Hail is defined as "precipitation of balls or pieces of ice." Most commonly, hail ranges in size from .2"-4" in diameter, and is most often less than 2" in diameter. Large hailstones are spherical in shape and composed of alternate hard and soft layers of ice.

HOW DOES HAIL FORM?
Hailstones form when raindrops are blown up to a high, cold area in the clouds. Because the air temperature is below 32-degrees farenheit, the raindrops freeze. As they fall, they are coated with other water drops and blown back up into the clouds, adding more layers ice. This process continues until the wind currents are no longer able to support the weight of the hailstone, and they fall to the ground. The speed at which hail travels can reach as high as 120MPH.

WHEN DOES HAIL FALL?
Because the formation of hail usually requires convective and cumulonimbus clouds with strong updrafts, hail most often accompanies a thunderstorm. Very often, large hail is observed immediately north of a tornado track. The presence of hail however, doesn't necessarily mean a tornado is approaching, just as the absence of hail doesn't mean there is no risk of tornado. A typical hailstorm lasts approximately 15 minutes.

WHERE DOES HAIL FALL?
Hail can fall practically anywhere, at any time of the year. Hailstorms are most common in the middle United States, and most often accompany a thunderstorm. Hail is also most likely to occur in late afternoon.

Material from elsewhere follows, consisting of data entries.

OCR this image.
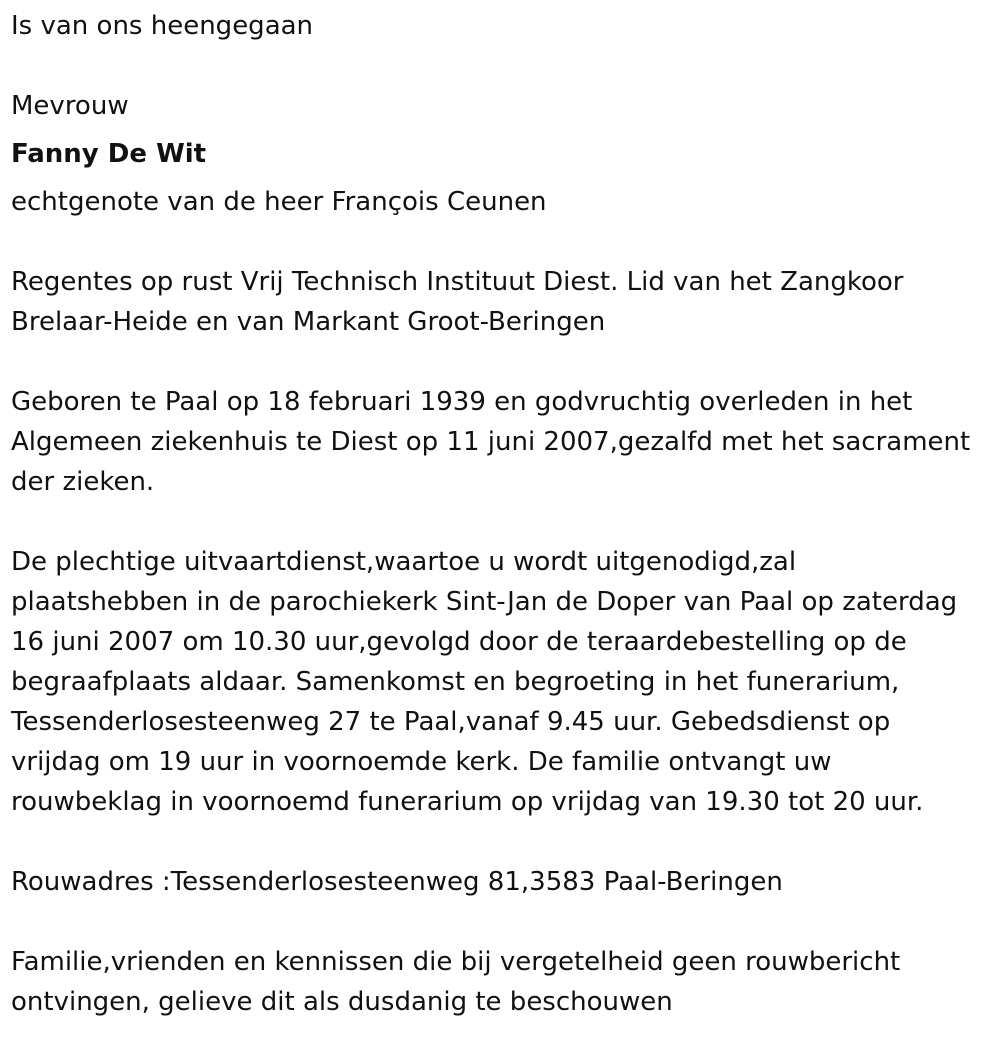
Is van ons heengegaan

Mevrouw

Fanny De Wit

echtgenote van de heer François Ceunen

Regentes op rust Vrij Technisch Instituut Diest. Lid van het Zangkoor
Brelaar-Heide en van Markant Groot-Beringen

Geboren te Paal op 18 februari 1939 en godvruchtig overleden in het
Algemeen ziekenhuis te Diest op 11 juni 2007,gezalfd met het sacrament
der zieken.

De plechtige uitvaartdienst,waartoe u wordt uitgenodigd,zal
plaatshebben in de parochiekerk Sint-Jan de Doper van Paal op zaterdag
16 juni 2007 om 10.30 uur,gevolgd door de teraardebestelling op de
begraafplaats aldaar. Samenkomst en begroeting in het funerarium,
Tessenderlosesteenweg 27 te Paal,vanaf 9.45 uur. Gebedsdienst op
vrijdag om 19 uur in voornoemde kerk. De familie ontvangt uw
rouwbeklag in voornoemd funerarium op vrijdag van 19.30 tot 20 uur.

Rouwadres :Tessenderlosesteenweg 81,3583 Paal-Beringen

Familie,vrienden en kennissen die bij vergetelheid geen rouwbericht
ontvingen, gelieve dit als dusdanig te beschouwen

WHAT SHOULD I DO DURING A HAILSTORM?
The National Weather Service urges all to move to an area of shelter during a storm. Because of the speed and angle at which hail falls, it is extremely dangerous.

HAIL DAMAGE
HAIL CAN easily encourage a flash flood situation. Because hail floats on water, it often clogs drainage paths, culverts and grates, making a bad situation even worse.

Storms that produce both high winds and hail are often responsible for thousands of dollars in damage to car windows, car hoods and roofs, homes and crops.

MEASUREMENTS
The National Weather Service often broadcasts storm information by the estimated size of hail. Though it's difficult to accurately measure hail while it's falling, these numbers represent the average diameters followed by the NWS:

Pea sized hail: 1/4 inch
Marble sized: 1/2 inch
Dime sized: 3/4 inch
Ping-pong sized:1-1/2 inch
Golfball sized: 1-3/4 inch
Baseball sized: 2-3/4 inch
Grapefruit sized:4 inch
Softball sized: 4-1/2 inch

HAIL FACTS
Hail causes $1 billion in damages to crops and property each year.

The largest hailstone ever recorded fell in Coffeyville, Kansas in 1970. It measured approximately 17.5" in circumference, 5.6" in diameter, and weight almost 2 pounds.

The most damaging hailstorm ever was in Denver, CO, in July of 1990. Estimated damages from the brief hailstorm reached upwards of $625 million.

Hail often falls 30, 000 feet during a storm.